Charming, accessible, enjoyable to watch, and as loose/comfortable as real trial attorneys. If my final closing argument was a 10, his was a 10+. He was innovating on my innovation.

After the round, a few of the observers asked me about our passionate, dramatic, aggressive approach.

“Is that allowed in college?”

What is allowed is up to your audience.

If your audience is open to new ideas and hasn’t formed an opinion yet, then anything is allowed (at least once).

I am very confident that UCLA will keep innovating as performers. I think, if/when we do, we’ll win the 2026 national title. If/when that happens, we will won the most titles in the history of collegiate mock trial. Let’s do it.

We ended up taking third place here. Our opponents went even more nuclear than we did. I was proud.

Could we theoretically do it with the 2014 style? Yeah. But it wouldn’t be any fun.

Why This Matters (to Mercer, to You, to Me)

Some say burnout is about doing too much. It’s about doing the same thing too much.

The cure is more than rest.

It’s reinvention. Risk. Testing imperfect, unpolished ideas.

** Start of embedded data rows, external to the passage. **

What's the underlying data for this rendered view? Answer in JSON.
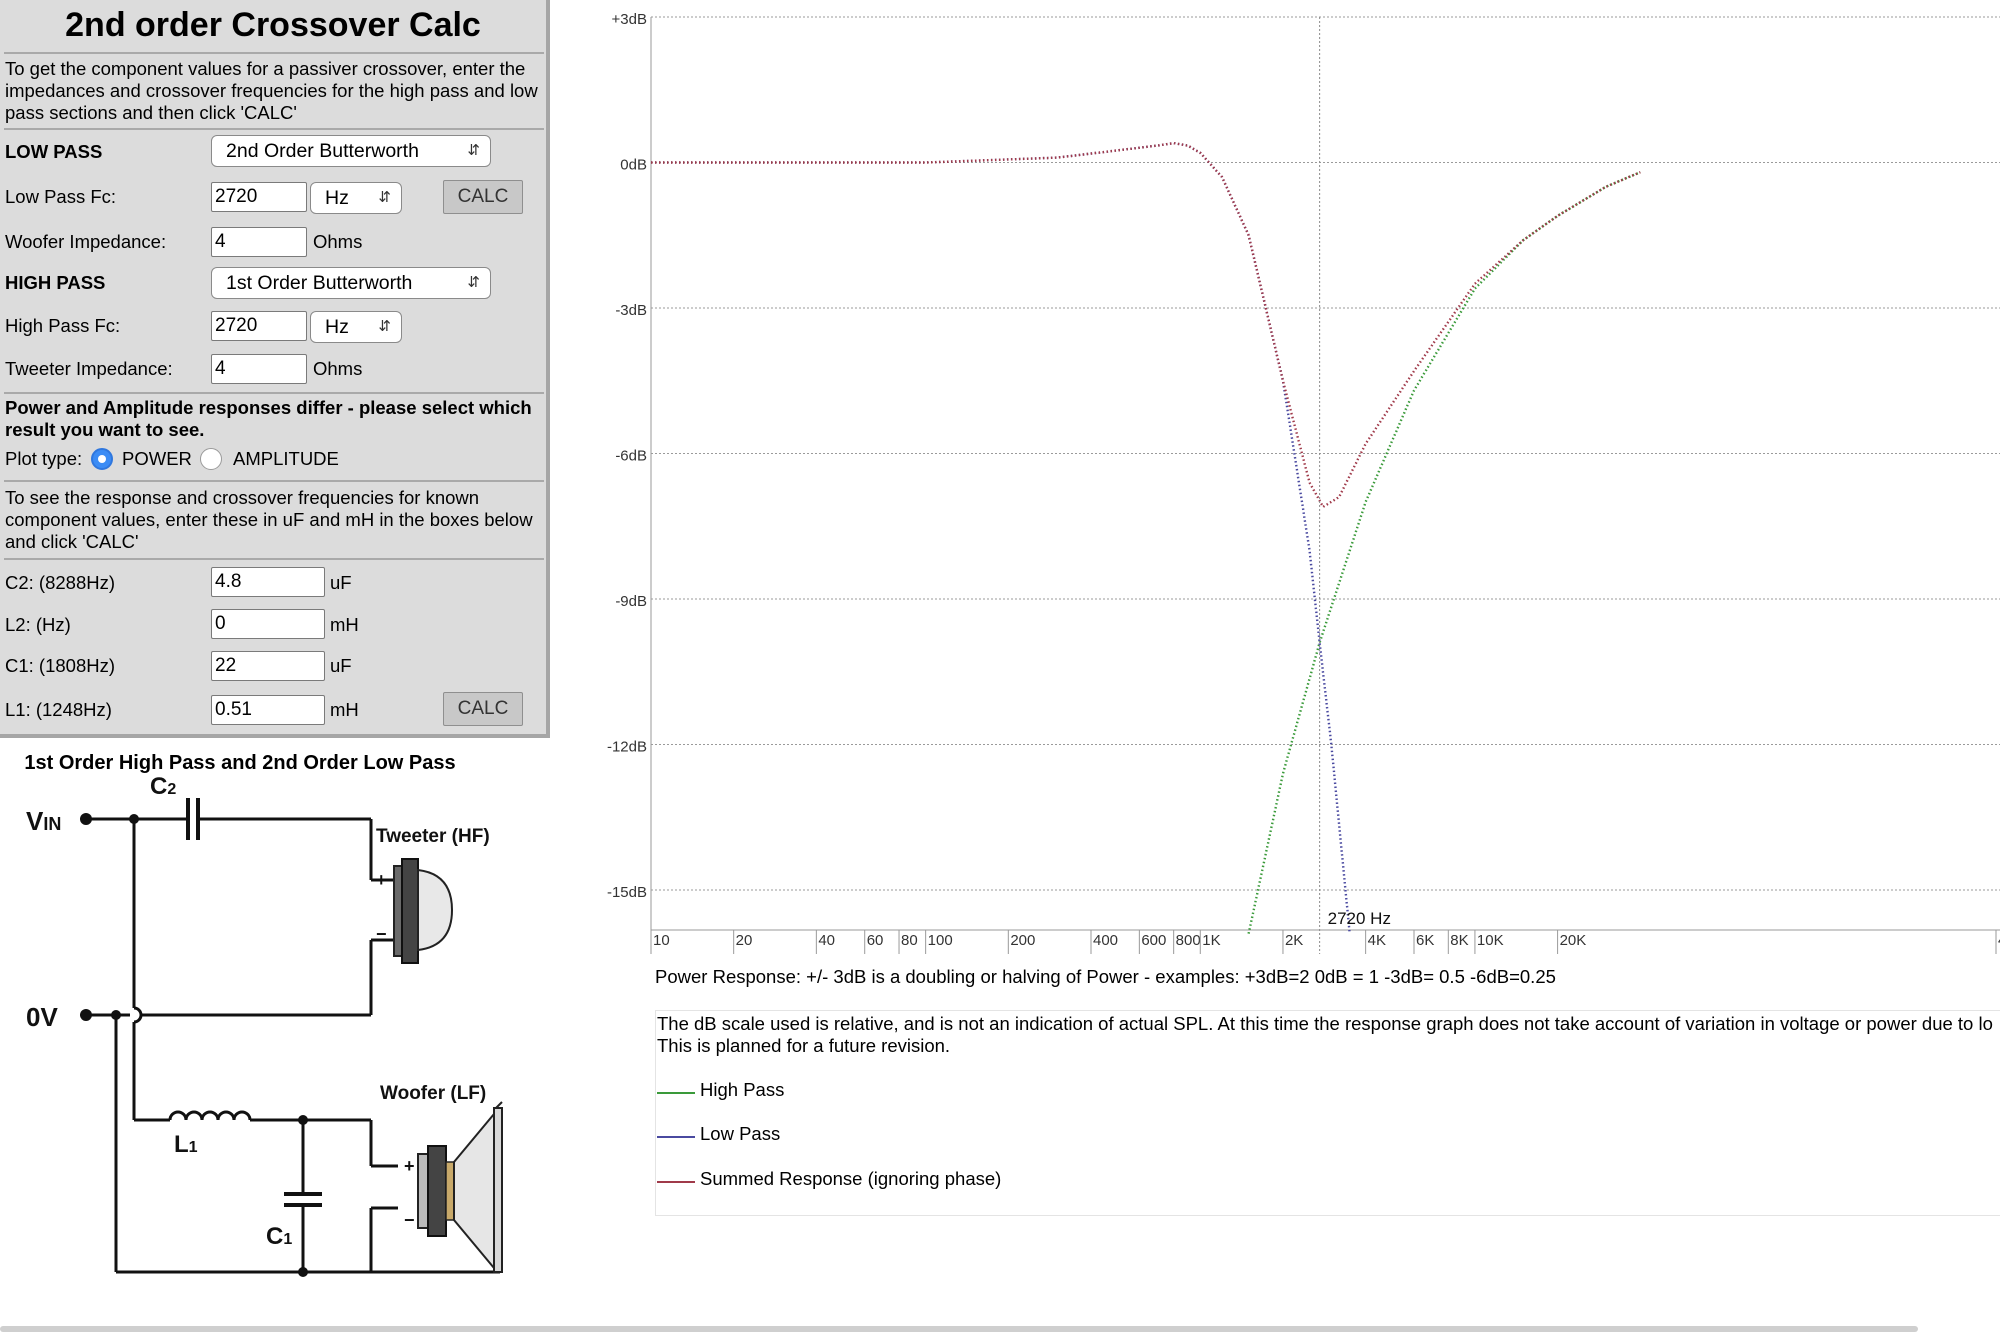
{
  "panel": {
    "title": "2nd order Crossover Calc",
    "intro": "To get the component values for a passiver crossover, enter the impedances and crossover frequencies for the high pass and low pass sections and then click 'CALC'",
    "low_pass_heading": "LOW PASS",
    "low_pass_filter": "2nd Order Butterworth",
    "low_pass_fc_label": "Low Pass Fc:",
    "low_pass_fc_value": "2720",
    "low_pass_fc_unit": "Hz",
    "calc_label": "CALC",
    "woofer_impedance_label": "Woofer Impedance:",
    "woofer_impedance_value": "4",
    "ohms": "Ohms",
    "high_pass_heading": "HIGH PASS",
    "high_pass_filter": "1st Order Butterworth",
    "high_pass_fc_label": "High Pass Fc:",
    "high_pass_fc_value": "2720",
    "high_pass_fc_unit": "Hz",
    "tweeter_impedance_label": "Tweeter Impedance:",
    "tweeter_impedance_value": "4",
    "response_note": "Power and Amplitude responses differ - please select which result you want to see.",
    "plot_type_label": "Plot type:",
    "plot_power": "POWER",
    "plot_amplitude": "AMPLITUDE",
    "plot_selected": "POWER",
    "known_values_note": "To see the response and crossover frequencies for known component values, enter these in uF and mH in the boxes below and click 'CALC'",
    "components": [
      {
        "label": "C2: (8288Hz)",
        "value": "4.8",
        "unit": "uF"
      },
      {
        "label": "L2: (Hz)",
        "value": "0",
        "unit": "mH"
      },
      {
        "label": "C1: (1808Hz)",
        "value": "22",
        "unit": "uF"
      },
      {
        "label": "L1: (1248Hz)",
        "value": "0.51",
        "unit": "mH"
      }
    ]
  },
  "schematic": {
    "title": "1st Order High Pass and 2nd Order Low Pass",
    "vin": "V",
    "vin_sub": "IN",
    "zero_v": "0V",
    "c2": "C",
    "c2_sub": "2",
    "c1": "C",
    "c1_sub": "1",
    "l1": "L",
    "l1_sub": "1",
    "tweeter": "Tweeter (HF)",
    "woofer": "Woofer (LF)",
    "plus": "+",
    "minus": "−"
  },
  "chart_data": {
    "type": "line",
    "x_scale": "log",
    "xlim": [
      10,
      40000
    ],
    "ylim": [
      -16.2,
      3
    ],
    "y_ticks": [
      {
        "v": 3,
        "label": "+3dB"
      },
      {
        "v": 0,
        "label": "0dB"
      },
      {
        "v": -3,
        "label": "-3dB"
      },
      {
        "v": -6,
        "label": "-6dB"
      },
      {
        "v": -9,
        "label": "-9dB"
      },
      {
        "v": -12,
        "label": "-12dB"
      },
      {
        "v": -15,
        "label": "-15dB"
      }
    ],
    "x_ticks": [
      {
        "v": 10,
        "label": "10"
      },
      {
        "v": 20,
        "label": "20"
      },
      {
        "v": 40,
        "label": "40"
      },
      {
        "v": 60,
        "label": "60"
      },
      {
        "v": 80,
        "label": "80"
      },
      {
        "v": 100,
        "label": "100"
      },
      {
        "v": 200,
        "label": "200"
      },
      {
        "v": 400,
        "label": "400"
      },
      {
        "v": 600,
        "label": "600"
      },
      {
        "v": 800,
        "label": "800"
      },
      {
        "v": 1000,
        "label": "1K"
      },
      {
        "v": 2000,
        "label": "2K"
      },
      {
        "v": 4000,
        "label": "4K"
      },
      {
        "v": 6000,
        "label": "6K"
      },
      {
        "v": 8000,
        "label": "8K"
      },
      {
        "v": 10000,
        "label": "10K"
      },
      {
        "v": 20000,
        "label": "20K"
      },
      {
        "v": 40000,
        "label": "4"
      }
    ],
    "crossover_marker": {
      "x": 2720,
      "label": "2720 Hz"
    },
    "grid": true,
    "series": [
      {
        "name": "High Pass",
        "color": "#3a9a3a",
        "style": "dotted",
        "x": [
          1500,
          2000,
          2720,
          4000,
          6000,
          10000,
          15000,
          20000,
          30000,
          40000
        ],
        "y": [
          -15.9,
          -12.6,
          -9.9,
          -7.0,
          -4.7,
          -2.6,
          -1.6,
          -1.1,
          -0.5,
          -0.2
        ]
      },
      {
        "name": "Low Pass",
        "color": "#4a4aa0",
        "style": "dotted",
        "x": [
          10,
          100,
          300,
          500,
          700,
          800,
          900,
          1000,
          1200,
          1500,
          2000,
          2500,
          2720,
          3000,
          3500
        ],
        "y": [
          0,
          0,
          0.1,
          0.25,
          0.35,
          0.4,
          0.35,
          0.2,
          -0.3,
          -1.5,
          -4.5,
          -8.0,
          -9.9,
          -12.0,
          -15.9
        ]
      },
      {
        "name": "Summed Response (ignoring phase)",
        "color": "#a03a4a",
        "style": "dotted",
        "x": [
          10,
          100,
          300,
          500,
          700,
          800,
          900,
          1000,
          1200,
          1500,
          2000,
          2500,
          2800,
          3200,
          4000,
          6000,
          10000,
          15000,
          20000,
          30000,
          40000
        ],
        "y": [
          0,
          0,
          0.1,
          0.25,
          0.35,
          0.4,
          0.35,
          0.2,
          -0.3,
          -1.5,
          -4.5,
          -6.6,
          -7.1,
          -6.9,
          -5.8,
          -4.3,
          -2.5,
          -1.6,
          -1.1,
          -0.5,
          -0.2
        ]
      }
    ]
  },
  "notes": {
    "power_response": "Power Response: +/- 3dB is a doubling or halving of Power - examples: +3dB=2  0dB = 1  -3dB= 0.5  -6dB=0.25",
    "db_scale_1": "The dB scale used is relative, and is not an indication of actual SPL. At this time the response graph does not take account of variation in voltage or power due to lo",
    "db_scale_2": "This is planned for a future revision."
  },
  "legend": [
    {
      "label": "High Pass",
      "color": "#3a9a3a"
    },
    {
      "label": "Low Pass",
      "color": "#4a4aa0"
    },
    {
      "label": "Summed Response (ignoring phase)",
      "color": "#a03a4a"
    }
  ]
}
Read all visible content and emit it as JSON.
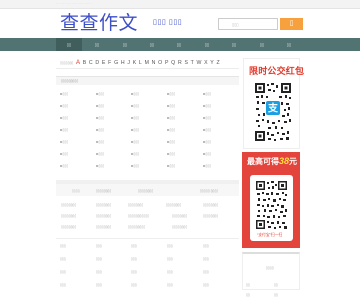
{
  "topbar": {
    "text": "······························"
  },
  "header": {
    "logo": "查查作文",
    "subtitle": "▯▯▯ ▯▯▯",
    "search_placeholder": "▯▯▯",
    "search_button": "▯"
  },
  "nav": {
    "items": [
      "▯▯",
      "▯▯",
      "▯▯",
      "▯▯",
      "▯▯",
      "▯▯",
      "▯▯",
      "▯▯",
      "▯▯"
    ]
  },
  "alphabet": {
    "prefix": "▯▯▯▯▯▯▯",
    "letters": [
      "A",
      "B",
      "C",
      "D",
      "E",
      "F",
      "G",
      "H",
      "J",
      "K",
      "L",
      "M",
      "N",
      "O",
      "P",
      "Q",
      "R",
      "S",
      "T",
      "W",
      "X",
      "Y",
      "Z"
    ]
  },
  "section": {
    "title": "▯▯▯▯▯▯▯▯▯"
  },
  "grid_items": "▯▯▯",
  "tags": {
    "col_heads": [
      "▯▯▯▯",
      "▯▯▯▯▯▯▯▯",
      "▯▯▯▯▯▯▯▯",
      "▯▯▯▯▯ ▯▯▯▯"
    ],
    "row_text": "▯▯▯▯▯▯▯▯",
    "row2_text": "▯▯▯▯▯▯▯▯▯▯▯",
    "row3_text": "▯▯▯▯▯▯▯▯▯"
  },
  "bottom_list": {
    "item": "▯▯▯"
  },
  "ads": {
    "ad1_title": "限时公交红包",
    "ad2_title_prefix": "最高可得",
    "ad2_amount": "38",
    "ad2_unit": "元",
    "ad2_caption": "“支付宝”扫一扫"
  },
  "right_panel": {
    "title": "▯▯▯▯",
    "links": [
      "▯▯",
      "▯▯",
      "▯▯",
      "▯▯"
    ]
  },
  "colors": {
    "brand": "#3d4ec9",
    "nav": "#517371",
    "nav_active": "#3f5e5c",
    "accent_red": "#e4392c",
    "search_orange": "#f7a13e"
  }
}
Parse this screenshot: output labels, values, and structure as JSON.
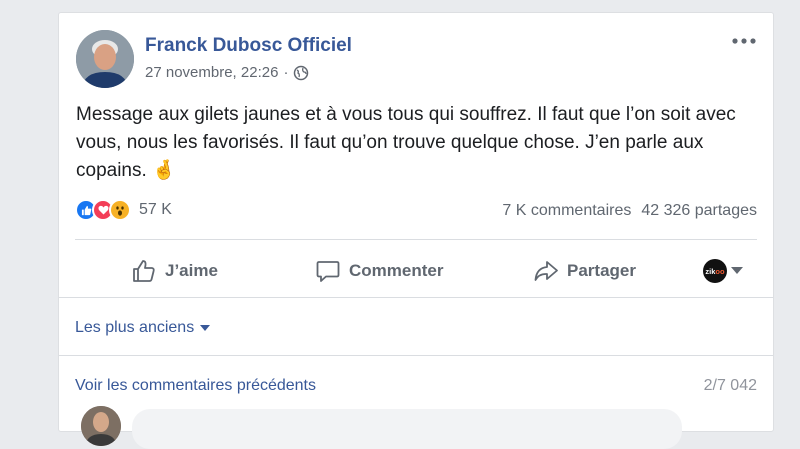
{
  "post": {
    "author": "Franck Dubosc Officiel",
    "timestamp": "27 novembre, 22:26",
    "separator": "·",
    "audience_icon": "globe-icon",
    "text": "Message aux gilets jaunes et à vous tous qui souffrez. Il faut que l’on soit avec vous, nous les favorisés. Il faut qu’on trouve quelque chose. J’en parle aux copains. 🤞"
  },
  "stats": {
    "reaction_icons": [
      "like-icon",
      "love-icon",
      "wow-icon"
    ],
    "reaction_count": "57 K",
    "comments": "7 K commentaires",
    "shares": "42 326 partages"
  },
  "actions": {
    "like": "J’aime",
    "comment": "Commenter",
    "share": "Partager",
    "page_badge_text": "zikoo"
  },
  "comments": {
    "sort_label": "Les plus anciens",
    "view_previous": "Voir les commentaires précédents",
    "count": "2/7 042"
  },
  "colors": {
    "link": "#385898",
    "secondary_text": "#606770",
    "like_blue": "#1877f2",
    "love_red": "#f33e58",
    "wow_yellow": "#f7b125"
  }
}
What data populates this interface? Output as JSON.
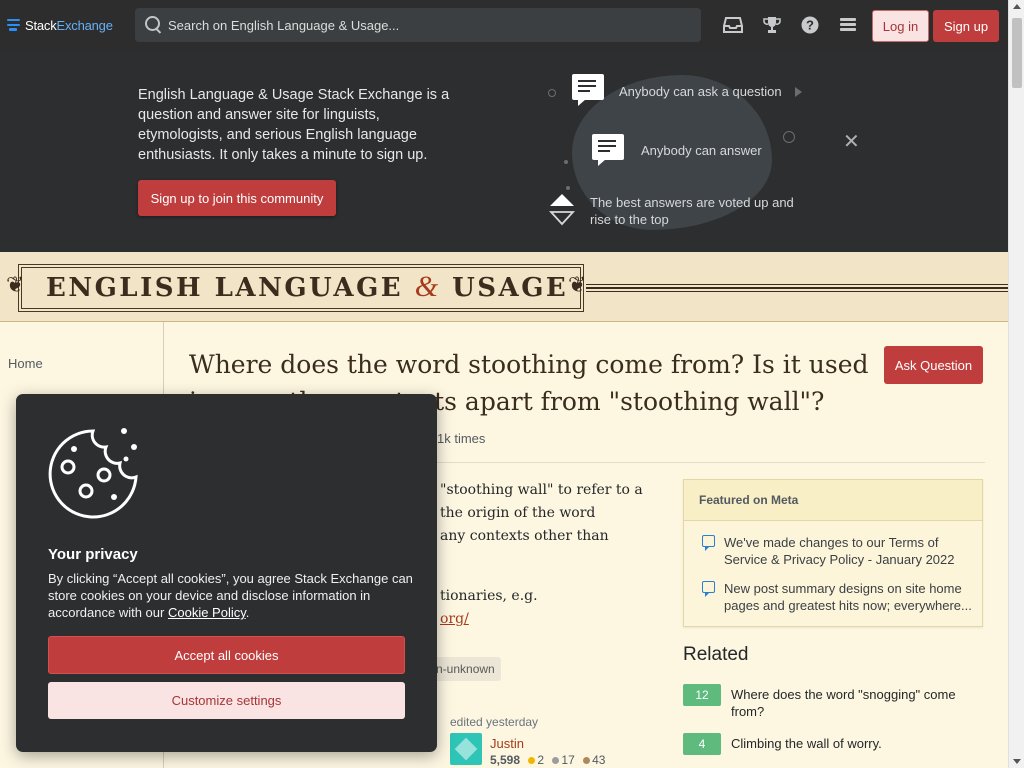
{
  "header": {
    "logo_stack": "Stack",
    "logo_exchange": "Exchange",
    "search_placeholder": "Search on English Language & Usage...",
    "login_label": "Log in",
    "signup_label": "Sign up",
    "icons": [
      "inbox-icon",
      "trophy-icon",
      "help-icon",
      "site-switcher-icon"
    ]
  },
  "hero": {
    "description": "English Language & Usage Stack Exchange is a question and answer site for linguists, etymologists, and serious English language enthusiasts. It only takes a minute to sign up.",
    "join_label": "Sign up to join this community",
    "item_ask": "Anybody can ask a question",
    "item_answer": "Anybody can answer",
    "item_vote": "The best answers are voted up and rise to the top",
    "close_symbol": "✕"
  },
  "banner": {
    "title_left": "ENGLISH LANGUAGE",
    "amp": "&",
    "title_right": "USAGE"
  },
  "sidebar": {
    "home_label": "Home"
  },
  "question": {
    "title": "Where does the word stoothing come from? Is it used in any other contexts apart from \"stoothing wall\"?",
    "ask_label": "Ask Question",
    "viewed": "1k times",
    "body_line1": "\"stoothing wall\" to refer to a",
    "body_line2": "the origin of the word",
    "body_line3": "any contexts other than",
    "body_line4": "tionaries, e.g.",
    "body_link": "org/",
    "tag": "n-unknown",
    "edited_label": "edited yesterday",
    "user_name": "Justin",
    "user_rep": "5,598",
    "badges": {
      "gold": "2",
      "silver": "17",
      "bronze": "43"
    }
  },
  "featured": {
    "title": "Featured on Meta",
    "items": [
      "We've made changes to our Terms of Service & Privacy Policy - January 2022",
      "New post summary designs on site home pages and greatest hits now; everywhere..."
    ]
  },
  "related": {
    "title": "Related",
    "items": [
      {
        "count": "12",
        "text": "Where does the word \"snogging\" come from?"
      },
      {
        "count": "4",
        "text": "Climbing the wall of worry."
      }
    ]
  },
  "cookie": {
    "title": "Your privacy",
    "text": "By clicking “Accept all cookies”, you agree Stack Exchange can store cookies on your device and disclose information in accordance with our",
    "link": "Cookie Policy",
    "period": ".",
    "accept_label": "Accept all cookies",
    "customize_label": "Customize settings"
  },
  "colors": {
    "brand_red": "#c03d3d",
    "header_bg": "#2d2d2d",
    "page_bg": "#fdf7e2",
    "answered_green": "#5eba7d",
    "link_blue": "#66b0f7"
  }
}
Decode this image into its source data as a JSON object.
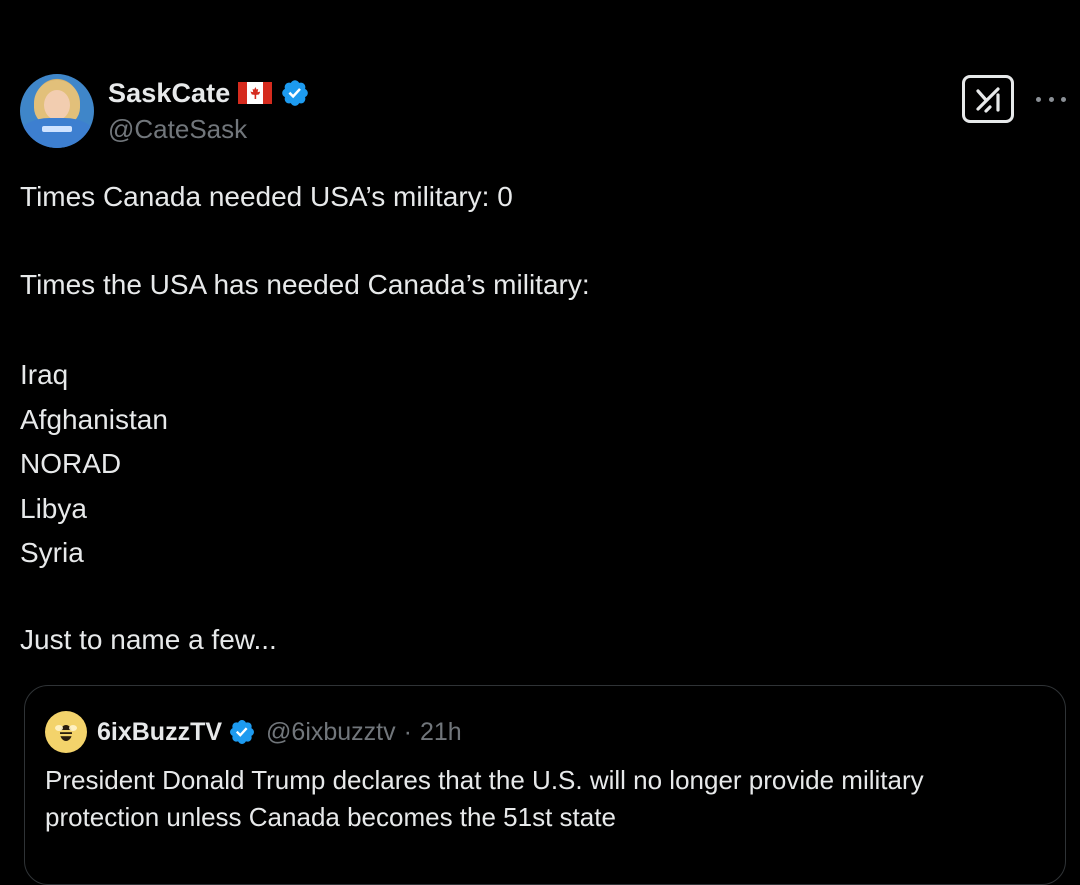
{
  "author": {
    "display_name": "SaskCate",
    "handle": "@CateSask",
    "flag_icon": "canada-flag-emoji",
    "verified": true,
    "verified_color": "#1d9bf0"
  },
  "actions": {
    "grok_icon": "grok-icon",
    "more_icon": "more-dots-icon"
  },
  "tweet": {
    "line1": "Times Canada needed USA’s military: 0",
    "line2": "Times the USA has needed Canada’s military:",
    "list": [
      "Iraq",
      "Afghanistan",
      "NORAD",
      "Libya",
      "Syria"
    ],
    "closing": "Just to name a few..."
  },
  "quoted_tweet": {
    "display_name": "6ixBuzzTV",
    "handle": "@6ixbuzztv",
    "separator": "·",
    "time": "21h",
    "text": "President Donald Trump declares that the U.S. will no longer provide military protection unless Canada becomes the 51st state",
    "avatar_color": "#f3d36b"
  },
  "colors": {
    "background": "#000000",
    "text": "#e7e9ea",
    "secondary_text": "#71767b",
    "border": "#2f3336"
  }
}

I hope Brennan’s high-energy style gives Matt Mercer the space to play again.

And when he’s ready, I hope he comes back to the DM’s chair with the same things I found in my bright turtleneck era.

Whimsy! Fun! Joy!

Where are you stuck? And what’s the bright turtleneck you haven’t tried yet?

There are only three results: winning (achieving what you want), losing (not achieving, and not knowing why), or learning.

I don’t always win, but I’ll never lose.